CVE-2025-34157 is a critical stored cross-site scripting (XSS) vulnerability affecting Coolify, a product by coolLabs Technologies, in versions prior to v4.0.0-beta.420.6. The flaw exists in the project creation workflow, where an authenticated user with low privileges can create a project with a maliciously crafted name containing embedded JavaScript code. This payload is stored and later executed in the browser context of an administrator when they attempt to delete the project or its associated resources. The exploitation of this vulnerability results in full compromise of the Coolify instance. Specifically, the attacker can steal sensitive information such as API tokens and session cookies, and gain unauthorized access to WebSocket-based terminal sessions on managed servers. This level of access allows attackers to execute arbitrary commands on servers managed through Coolify, potentially leading to complete system takeover. The vulnerability is classified under CWE-79 (Improper Neutralization of Input During Web Page Generation, i.e., XSS) and CWE-20 (Improper Input Validation). The CVSS v4.0 score is 9.4 (critical), reflecting the network attack vector, low attack complexity, no required authentication beyond low privilege, and high impact on confidentiality, integrity, and availability. No known exploits are currently reported in the wild, but the severity and ease of exploitation make this a significant threat to any organization using vulnerable Coolify versions.

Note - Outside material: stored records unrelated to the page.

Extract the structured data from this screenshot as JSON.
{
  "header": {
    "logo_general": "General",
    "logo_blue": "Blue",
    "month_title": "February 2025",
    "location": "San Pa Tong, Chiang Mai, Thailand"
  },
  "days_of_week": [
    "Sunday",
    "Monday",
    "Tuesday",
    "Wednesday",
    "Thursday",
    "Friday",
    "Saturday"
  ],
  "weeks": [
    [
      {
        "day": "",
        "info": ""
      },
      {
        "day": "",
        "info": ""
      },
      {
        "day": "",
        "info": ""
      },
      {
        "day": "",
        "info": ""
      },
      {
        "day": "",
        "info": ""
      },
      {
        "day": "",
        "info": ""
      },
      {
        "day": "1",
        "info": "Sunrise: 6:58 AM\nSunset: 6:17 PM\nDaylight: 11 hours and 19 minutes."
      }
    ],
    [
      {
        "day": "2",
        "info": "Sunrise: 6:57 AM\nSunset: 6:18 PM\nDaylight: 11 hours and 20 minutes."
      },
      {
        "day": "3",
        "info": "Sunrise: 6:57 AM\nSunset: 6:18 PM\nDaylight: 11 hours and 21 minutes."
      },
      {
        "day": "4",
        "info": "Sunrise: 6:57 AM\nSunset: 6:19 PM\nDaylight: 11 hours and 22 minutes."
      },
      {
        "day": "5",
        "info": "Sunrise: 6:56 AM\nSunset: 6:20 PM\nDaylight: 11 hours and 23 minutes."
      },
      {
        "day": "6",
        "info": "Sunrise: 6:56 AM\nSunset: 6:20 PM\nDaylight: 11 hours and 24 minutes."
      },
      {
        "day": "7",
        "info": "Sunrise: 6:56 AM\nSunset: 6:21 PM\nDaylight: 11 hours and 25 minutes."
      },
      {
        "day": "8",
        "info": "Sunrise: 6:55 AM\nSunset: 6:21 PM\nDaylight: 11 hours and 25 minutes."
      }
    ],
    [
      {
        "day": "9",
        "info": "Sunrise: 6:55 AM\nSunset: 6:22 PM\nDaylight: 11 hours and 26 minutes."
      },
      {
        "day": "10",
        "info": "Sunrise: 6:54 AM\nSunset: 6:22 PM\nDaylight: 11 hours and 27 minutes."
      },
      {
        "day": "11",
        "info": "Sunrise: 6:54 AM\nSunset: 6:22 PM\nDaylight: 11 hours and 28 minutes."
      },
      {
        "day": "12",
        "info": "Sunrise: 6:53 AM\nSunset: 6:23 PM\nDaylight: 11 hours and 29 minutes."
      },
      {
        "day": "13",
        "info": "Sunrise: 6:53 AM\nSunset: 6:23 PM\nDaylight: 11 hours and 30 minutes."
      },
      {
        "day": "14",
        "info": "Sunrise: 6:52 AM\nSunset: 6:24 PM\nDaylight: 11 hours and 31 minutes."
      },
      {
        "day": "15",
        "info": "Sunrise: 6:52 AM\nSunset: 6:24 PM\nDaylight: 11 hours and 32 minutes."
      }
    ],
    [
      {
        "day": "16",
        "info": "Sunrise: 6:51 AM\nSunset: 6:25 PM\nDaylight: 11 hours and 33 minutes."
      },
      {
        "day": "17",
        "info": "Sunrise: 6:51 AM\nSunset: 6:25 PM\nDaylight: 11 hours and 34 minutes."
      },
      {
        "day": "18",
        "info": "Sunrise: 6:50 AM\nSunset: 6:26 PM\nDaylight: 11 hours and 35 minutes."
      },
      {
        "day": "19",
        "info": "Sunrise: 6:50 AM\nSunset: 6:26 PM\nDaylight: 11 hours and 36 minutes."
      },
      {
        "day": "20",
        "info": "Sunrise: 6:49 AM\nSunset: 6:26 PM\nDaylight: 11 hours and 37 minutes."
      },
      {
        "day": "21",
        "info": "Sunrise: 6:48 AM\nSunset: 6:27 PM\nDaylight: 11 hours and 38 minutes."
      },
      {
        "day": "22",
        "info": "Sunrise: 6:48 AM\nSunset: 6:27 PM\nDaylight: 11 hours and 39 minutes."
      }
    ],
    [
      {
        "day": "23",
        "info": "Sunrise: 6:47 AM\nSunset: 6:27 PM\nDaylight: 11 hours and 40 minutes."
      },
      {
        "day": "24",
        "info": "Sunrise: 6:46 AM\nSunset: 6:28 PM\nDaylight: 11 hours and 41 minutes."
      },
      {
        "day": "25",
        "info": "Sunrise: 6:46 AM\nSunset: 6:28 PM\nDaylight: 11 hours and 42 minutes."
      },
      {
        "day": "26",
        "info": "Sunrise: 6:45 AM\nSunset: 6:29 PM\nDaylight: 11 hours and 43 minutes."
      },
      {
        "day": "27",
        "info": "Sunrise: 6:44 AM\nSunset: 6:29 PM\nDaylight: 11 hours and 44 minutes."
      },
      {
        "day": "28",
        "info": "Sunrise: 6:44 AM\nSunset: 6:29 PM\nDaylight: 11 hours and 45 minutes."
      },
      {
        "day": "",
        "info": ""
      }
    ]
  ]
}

For European organizations using Coolify to manage their infrastructure, this vulnerability poses a severe risk. The ability for a low-privileged user to escalate privileges and compromise administrative sessions can lead to unauthorized access to critical infrastructure components. This can result in data breaches involving sensitive corporate information, disruption of services due to compromised server control, and potential lateral movement within the network. The theft of API tokens and session cookies can facilitate persistent access and further exploitation. Given that Coolify manages WebSocket-based terminal sessions, attackers could execute arbitrary commands on production servers, leading to data loss, service outages, or deployment of malware/ransomware. The impact is particularly critical for organizations in sectors with strict regulatory requirements such as finance, healthcare, and critical infrastructure, where data confidentiality and service availability are paramount. Additionally, the attack vector requires only low privilege and user interaction limited to project creation, increasing the likelihood of exploitation in environments with multiple users or contractors.

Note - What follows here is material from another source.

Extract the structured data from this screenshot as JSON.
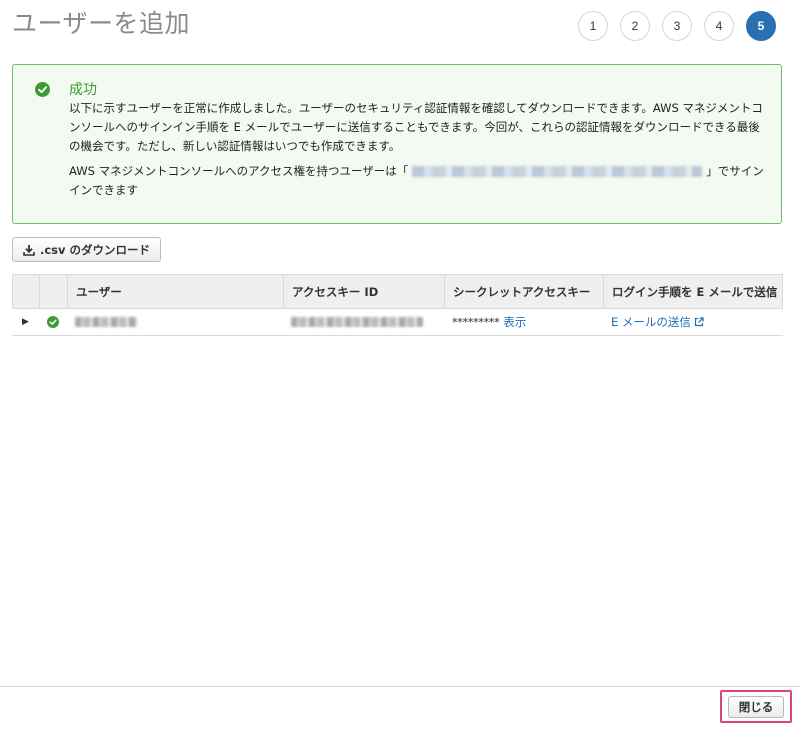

1. Immediate upgrade to Coolify version 4.0.0-beta.420.6 or later, where this vulnerability is fixed, is the most effective mitigation. 2. Implement strict input validation and sanitization on project names and other user-supplied inputs to prevent injection of executable scripts. 3. Restrict project creation permissions to trusted users only, reducing the risk of malicious project names being introduced by low-privileged users. 4. Employ Content Security Policy (CSP) headers to limit the execution of inline scripts and reduce the impact of XSS vulnerabilities. 5. Monitor administrative actions and audit logs for suspicious activity, especially project deletions and resource management operations. 6. Use multi-factor authentication (MFA) for administrative accounts to reduce the risk of session hijacking. 7. Isolate Coolify management interfaces behind VPNs or internal networks to limit exposure to untrusted users. 8. Conduct regular security assessments and penetration testing focused on web application vulnerabilities to detect similar issues proactively.